Suitable for generating speech from long texts such as entire books. Task queuing may take a relatively long time. For scenarios such as short sentence generation, voice chat, and online social interaction, we recommend using synchronous speech synthesis.

Request Headers

Content-Type
string
required
Enum value: application/json
Authorization
string
required
Bearer authentication format: Bearer {{API key}}.

Request Body

text
string
required
The text to synthesize, with a maximum length of 50,000 characters.
voice_setting
object
required
audio_setting
object
pronunciation_dict
object
language_boost
string
default:"null"
Enhances recognition capabilities for specified low-resource languages and dialects.

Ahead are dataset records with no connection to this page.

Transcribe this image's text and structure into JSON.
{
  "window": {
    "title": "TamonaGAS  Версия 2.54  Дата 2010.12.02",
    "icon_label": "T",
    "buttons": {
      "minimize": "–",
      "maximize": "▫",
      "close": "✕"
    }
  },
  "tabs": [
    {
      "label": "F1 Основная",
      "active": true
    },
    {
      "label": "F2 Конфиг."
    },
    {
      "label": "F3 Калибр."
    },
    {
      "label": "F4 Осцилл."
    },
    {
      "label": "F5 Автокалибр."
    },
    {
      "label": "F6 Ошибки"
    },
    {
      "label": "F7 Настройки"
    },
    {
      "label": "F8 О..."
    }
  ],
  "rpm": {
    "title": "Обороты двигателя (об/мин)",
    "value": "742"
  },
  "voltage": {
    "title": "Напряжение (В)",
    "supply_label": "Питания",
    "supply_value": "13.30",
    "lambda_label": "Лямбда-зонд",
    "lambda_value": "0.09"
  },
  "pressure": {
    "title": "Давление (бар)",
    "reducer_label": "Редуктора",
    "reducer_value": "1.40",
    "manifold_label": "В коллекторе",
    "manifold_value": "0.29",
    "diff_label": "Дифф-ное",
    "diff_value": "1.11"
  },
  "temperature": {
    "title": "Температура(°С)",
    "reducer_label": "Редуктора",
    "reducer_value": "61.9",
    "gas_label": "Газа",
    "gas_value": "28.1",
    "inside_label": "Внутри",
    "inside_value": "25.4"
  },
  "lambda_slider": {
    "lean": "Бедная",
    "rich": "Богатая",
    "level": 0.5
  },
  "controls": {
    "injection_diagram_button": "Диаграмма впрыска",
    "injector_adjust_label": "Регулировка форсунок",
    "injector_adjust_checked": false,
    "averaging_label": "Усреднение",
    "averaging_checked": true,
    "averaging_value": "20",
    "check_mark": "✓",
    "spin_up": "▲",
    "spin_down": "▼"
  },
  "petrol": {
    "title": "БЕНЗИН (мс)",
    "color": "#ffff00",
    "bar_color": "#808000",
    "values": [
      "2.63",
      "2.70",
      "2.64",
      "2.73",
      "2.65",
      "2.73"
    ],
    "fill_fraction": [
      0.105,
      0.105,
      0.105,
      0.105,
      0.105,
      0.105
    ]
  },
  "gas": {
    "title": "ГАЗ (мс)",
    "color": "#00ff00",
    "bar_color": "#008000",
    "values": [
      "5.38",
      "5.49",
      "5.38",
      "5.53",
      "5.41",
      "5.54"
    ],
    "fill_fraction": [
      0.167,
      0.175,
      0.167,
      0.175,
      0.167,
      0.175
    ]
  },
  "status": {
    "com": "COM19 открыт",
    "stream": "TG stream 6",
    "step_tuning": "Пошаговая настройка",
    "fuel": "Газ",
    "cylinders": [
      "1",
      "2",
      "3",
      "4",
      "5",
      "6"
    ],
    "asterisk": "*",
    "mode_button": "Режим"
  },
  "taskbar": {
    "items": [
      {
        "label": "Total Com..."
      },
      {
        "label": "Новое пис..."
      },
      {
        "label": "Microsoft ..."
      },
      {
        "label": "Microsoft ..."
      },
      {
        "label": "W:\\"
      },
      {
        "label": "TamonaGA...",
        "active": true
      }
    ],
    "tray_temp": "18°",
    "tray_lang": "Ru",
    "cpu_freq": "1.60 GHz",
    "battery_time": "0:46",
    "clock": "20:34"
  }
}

After setting this parameter, speech performance can be improved in the specified low-resource language/dialect scenario. If the low-resource language type is unclear, you can choose “auto”, and the model will determine the low-resource language type autonomously. The following values are supported:'Chinese', 'Chinese,Yue', 'English', 'Arabic', 'Russian', 'Spanish', 'French', 'Portuguese', 'German', 'Turkish', 'Dutch', 'Ukrainian', 'Vietnamese', 'Indonesian', 'Japanese', 'Italian', 'Korean', 'Thai', 'Polish', 'Romanian', 'Greek', 'Czech', 'Finnish', 'Hindi', 'Bulgarian', 'Danish', 'Hebrew', 'Malay', 'Persian', 'Slovak', 'Swedish', 'Croatian', 'Filipino', 'Hungarian', 'Norwegian', 'Slovenian', 'Catalan', 'Nynorsk', 'Tamil', 'Afrikaans', 'auto'
voice_modify
object
Voice effects settings. Supported audio formats for this parameter: mp3, wav, flac

Response Parameters

task_id
string
required
The task_id of the asynchronous task. You should use this task_id to request the Query Task Result API to obtain the generated result.